At Seton Hall, the university’s role depends on the program. Often, faculty members need to approve internships, speak with supervisors and grade reflection papers.
“There are a lot of features to internships that I don’t think that students often see,” said Joan Guetti, Seton Hall senior associate provost.
In Seton Hall’s diplomacy program, students can choose to opt out of the internship requirement and take another course instead. Officials say the curriculum was designed to maximize flexibility: rather than adding an additional requirement, the program built the internship into the existing credit requirement. Many students complete the internship during the year, at no additional cost.
“There’s frustration every time you need to pay for something that is difficult to explain,” said Andrea Bartoli, dean of Seton Hall’s School of Diplomacy. “But in this case it’s actually quite clear. It is part of the educational experience.”
A Class or a Job?
In many ways, the dispute over the cost represents contradictory ideas of what an internship should be: How much of an unpaid internship is educational, and how much is real work?
“We don’t consider them jobs,” Guetti said. “They’re really a class.”
For officials like Guetti, these are internships that are complemented and sustained by academic course work -- internships that, at their core, are learning experiences.

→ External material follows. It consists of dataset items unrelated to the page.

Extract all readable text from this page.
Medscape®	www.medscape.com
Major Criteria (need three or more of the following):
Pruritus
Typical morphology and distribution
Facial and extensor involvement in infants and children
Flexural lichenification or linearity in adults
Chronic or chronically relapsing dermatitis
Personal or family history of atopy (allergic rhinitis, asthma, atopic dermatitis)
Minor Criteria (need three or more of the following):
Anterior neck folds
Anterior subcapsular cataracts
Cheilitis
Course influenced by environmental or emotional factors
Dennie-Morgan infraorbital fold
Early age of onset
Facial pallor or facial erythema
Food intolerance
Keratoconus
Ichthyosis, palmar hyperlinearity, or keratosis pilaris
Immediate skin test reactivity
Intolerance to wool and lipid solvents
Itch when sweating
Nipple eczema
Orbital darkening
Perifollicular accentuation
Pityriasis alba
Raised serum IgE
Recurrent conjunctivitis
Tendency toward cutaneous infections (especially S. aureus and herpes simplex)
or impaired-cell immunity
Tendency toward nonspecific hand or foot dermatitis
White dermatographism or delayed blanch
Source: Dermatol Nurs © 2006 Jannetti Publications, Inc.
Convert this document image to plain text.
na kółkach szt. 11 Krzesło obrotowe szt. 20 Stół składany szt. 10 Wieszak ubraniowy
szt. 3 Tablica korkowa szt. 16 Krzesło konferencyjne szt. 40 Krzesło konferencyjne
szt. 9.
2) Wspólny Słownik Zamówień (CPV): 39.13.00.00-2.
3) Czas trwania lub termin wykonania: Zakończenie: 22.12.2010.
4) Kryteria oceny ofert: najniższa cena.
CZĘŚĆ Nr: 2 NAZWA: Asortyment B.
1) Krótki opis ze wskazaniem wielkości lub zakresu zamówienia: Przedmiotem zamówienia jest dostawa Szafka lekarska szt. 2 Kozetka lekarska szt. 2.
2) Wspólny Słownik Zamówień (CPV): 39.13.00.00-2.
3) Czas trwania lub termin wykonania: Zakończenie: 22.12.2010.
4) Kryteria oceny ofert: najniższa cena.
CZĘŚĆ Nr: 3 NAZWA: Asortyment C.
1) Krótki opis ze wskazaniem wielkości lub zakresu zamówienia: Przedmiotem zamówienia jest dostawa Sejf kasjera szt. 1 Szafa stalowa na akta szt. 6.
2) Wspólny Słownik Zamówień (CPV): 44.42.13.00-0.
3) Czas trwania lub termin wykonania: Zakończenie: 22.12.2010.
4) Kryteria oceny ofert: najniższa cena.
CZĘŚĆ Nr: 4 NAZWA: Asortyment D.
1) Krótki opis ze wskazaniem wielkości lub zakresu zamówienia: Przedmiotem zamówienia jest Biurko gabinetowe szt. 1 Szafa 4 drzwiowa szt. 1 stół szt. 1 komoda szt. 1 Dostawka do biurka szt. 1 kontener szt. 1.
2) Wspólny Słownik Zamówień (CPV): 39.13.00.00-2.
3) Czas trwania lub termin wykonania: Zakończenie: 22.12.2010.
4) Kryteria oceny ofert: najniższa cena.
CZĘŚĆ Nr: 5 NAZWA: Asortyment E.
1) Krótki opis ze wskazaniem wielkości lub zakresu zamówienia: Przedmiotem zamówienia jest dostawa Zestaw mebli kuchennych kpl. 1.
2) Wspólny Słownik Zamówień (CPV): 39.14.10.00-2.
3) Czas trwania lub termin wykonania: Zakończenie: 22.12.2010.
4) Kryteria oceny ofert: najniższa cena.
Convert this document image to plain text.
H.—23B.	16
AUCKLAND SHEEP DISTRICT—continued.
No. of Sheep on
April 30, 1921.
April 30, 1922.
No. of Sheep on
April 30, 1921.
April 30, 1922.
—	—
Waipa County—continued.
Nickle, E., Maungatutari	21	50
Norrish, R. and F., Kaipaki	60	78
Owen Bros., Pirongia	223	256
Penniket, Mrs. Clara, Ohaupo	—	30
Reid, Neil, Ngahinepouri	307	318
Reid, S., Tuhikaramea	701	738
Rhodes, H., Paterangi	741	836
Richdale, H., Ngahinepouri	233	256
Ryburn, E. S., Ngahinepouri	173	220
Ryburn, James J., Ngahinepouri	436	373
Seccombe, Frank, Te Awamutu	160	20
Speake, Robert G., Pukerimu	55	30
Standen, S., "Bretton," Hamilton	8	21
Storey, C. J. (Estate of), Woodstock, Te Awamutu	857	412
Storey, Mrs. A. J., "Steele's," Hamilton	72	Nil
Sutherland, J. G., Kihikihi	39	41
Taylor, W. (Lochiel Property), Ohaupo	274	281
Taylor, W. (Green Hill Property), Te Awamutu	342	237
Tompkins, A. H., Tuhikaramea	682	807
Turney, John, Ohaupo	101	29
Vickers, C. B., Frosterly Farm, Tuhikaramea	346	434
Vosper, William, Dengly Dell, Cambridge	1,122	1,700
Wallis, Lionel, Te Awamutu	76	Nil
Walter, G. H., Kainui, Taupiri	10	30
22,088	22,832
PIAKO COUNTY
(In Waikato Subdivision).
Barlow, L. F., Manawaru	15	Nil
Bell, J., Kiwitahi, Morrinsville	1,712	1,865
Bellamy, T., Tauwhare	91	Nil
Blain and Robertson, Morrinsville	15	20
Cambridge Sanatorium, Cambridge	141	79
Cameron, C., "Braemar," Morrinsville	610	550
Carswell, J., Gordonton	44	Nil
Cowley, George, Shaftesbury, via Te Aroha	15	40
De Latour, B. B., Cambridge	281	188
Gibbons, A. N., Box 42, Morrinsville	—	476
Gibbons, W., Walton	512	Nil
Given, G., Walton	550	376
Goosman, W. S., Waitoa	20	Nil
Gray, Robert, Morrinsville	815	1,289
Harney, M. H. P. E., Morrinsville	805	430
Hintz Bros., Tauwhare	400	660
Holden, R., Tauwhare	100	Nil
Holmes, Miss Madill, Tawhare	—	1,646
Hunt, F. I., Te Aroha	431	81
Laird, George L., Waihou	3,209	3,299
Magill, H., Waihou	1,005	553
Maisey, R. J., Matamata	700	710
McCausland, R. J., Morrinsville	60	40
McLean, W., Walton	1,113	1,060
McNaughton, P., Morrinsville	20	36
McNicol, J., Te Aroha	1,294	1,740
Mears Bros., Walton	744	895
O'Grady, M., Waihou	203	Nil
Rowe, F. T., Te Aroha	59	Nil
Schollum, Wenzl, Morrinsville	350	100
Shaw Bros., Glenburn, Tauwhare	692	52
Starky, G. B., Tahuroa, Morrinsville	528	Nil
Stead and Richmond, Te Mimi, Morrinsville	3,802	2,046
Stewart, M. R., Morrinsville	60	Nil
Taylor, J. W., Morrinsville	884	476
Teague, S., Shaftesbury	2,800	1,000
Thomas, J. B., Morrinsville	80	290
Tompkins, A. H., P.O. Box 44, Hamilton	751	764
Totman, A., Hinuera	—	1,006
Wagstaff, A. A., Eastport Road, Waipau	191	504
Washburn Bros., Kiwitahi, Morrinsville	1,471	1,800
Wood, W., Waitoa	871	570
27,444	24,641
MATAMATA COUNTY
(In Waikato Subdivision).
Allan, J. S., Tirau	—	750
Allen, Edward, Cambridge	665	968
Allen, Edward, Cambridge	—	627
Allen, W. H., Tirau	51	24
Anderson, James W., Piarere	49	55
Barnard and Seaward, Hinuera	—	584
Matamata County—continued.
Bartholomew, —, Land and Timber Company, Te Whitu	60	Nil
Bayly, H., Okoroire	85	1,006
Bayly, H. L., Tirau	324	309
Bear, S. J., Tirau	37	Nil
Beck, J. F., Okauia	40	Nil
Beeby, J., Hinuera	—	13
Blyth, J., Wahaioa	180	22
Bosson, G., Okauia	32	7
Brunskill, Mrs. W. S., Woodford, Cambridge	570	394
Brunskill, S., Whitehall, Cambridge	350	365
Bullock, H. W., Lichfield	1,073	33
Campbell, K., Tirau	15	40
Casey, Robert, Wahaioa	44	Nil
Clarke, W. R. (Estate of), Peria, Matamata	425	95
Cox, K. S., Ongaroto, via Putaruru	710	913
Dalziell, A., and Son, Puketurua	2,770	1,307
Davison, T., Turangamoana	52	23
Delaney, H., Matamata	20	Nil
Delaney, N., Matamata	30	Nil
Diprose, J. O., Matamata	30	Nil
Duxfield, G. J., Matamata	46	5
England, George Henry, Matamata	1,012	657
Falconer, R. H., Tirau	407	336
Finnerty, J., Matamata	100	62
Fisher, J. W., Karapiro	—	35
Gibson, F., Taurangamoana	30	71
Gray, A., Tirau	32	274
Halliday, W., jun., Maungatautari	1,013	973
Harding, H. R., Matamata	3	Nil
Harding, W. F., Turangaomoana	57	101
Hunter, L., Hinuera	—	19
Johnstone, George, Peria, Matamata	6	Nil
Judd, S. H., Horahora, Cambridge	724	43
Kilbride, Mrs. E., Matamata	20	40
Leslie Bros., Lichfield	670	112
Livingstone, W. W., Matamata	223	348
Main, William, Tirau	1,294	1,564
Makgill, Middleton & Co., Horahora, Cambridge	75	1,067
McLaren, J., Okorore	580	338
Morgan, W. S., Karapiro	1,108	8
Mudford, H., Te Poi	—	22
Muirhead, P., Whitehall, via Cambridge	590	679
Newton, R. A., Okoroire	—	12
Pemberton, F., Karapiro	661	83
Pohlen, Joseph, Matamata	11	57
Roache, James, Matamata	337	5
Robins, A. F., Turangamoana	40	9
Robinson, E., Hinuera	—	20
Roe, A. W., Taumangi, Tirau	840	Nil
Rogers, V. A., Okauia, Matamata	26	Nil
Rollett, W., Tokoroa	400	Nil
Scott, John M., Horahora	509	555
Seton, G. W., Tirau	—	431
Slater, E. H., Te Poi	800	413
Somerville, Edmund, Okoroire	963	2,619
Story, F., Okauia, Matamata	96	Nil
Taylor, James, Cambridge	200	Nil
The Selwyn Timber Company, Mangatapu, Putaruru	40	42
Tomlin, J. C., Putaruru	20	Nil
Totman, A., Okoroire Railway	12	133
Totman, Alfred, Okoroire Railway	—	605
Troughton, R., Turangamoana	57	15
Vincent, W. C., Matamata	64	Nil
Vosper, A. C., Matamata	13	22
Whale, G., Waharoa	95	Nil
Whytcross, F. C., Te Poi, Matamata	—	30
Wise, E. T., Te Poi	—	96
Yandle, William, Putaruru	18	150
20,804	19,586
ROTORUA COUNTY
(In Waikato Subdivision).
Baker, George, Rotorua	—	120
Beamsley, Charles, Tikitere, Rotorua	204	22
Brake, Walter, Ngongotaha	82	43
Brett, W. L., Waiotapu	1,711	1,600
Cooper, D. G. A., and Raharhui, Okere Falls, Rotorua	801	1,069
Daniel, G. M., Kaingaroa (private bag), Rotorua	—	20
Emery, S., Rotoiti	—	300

“If you see this as work that is strictly to gain professional experience so you can get a job,” Weight said, “I think the best kind of internships are not like that.”
Others say that idea is outdated and more relevant to the working economy from a couple of decades ago.
“It reflects an older idea of what an internship is,” author Perlin said. “Schools are still treating it as if it’s a service that they're providing.”
He explained that when colleges first started pushing internships, they treated them as purely educational experiences. But now internships are a way for young people to get a leg up in the working world, and students who complete them do real work. Even so, many colleges still consider the world of internships part of their turf.
And students don’t always feel the support their institutions boast. Siegel and Schaller said they are required to submit four short journal entries -- about 200-500 words each -- and attend a class for students to discuss their work. (Siegel, however, never attended the class. It met on the same day as his internship.)
Perlin recognizes that different colleges provide different levels of support, and in some cases, he sees how a fee could be justified. But more often than not, students are paying thousands -- much more than what he would call a reasonable fee. And in those cases, providing course credit doesn’t make an unpaid internship more ethical.
For some students, the fees are real barriers: many unpaid internships require students to get course credit, and students who can’t afford the tuition may have to turn down those opportunities.
At Seton Hall, Bartoli said he encourages students to intern during the year, when they won’t face an additional fee. And to support low-income students who want to intern during the summer, the School of Diplomacy raises scholarship funding.
But for Perlin, determining the ethics of unpaid internships is simple: “If they're doing work,” he said, “they should be getting paid.”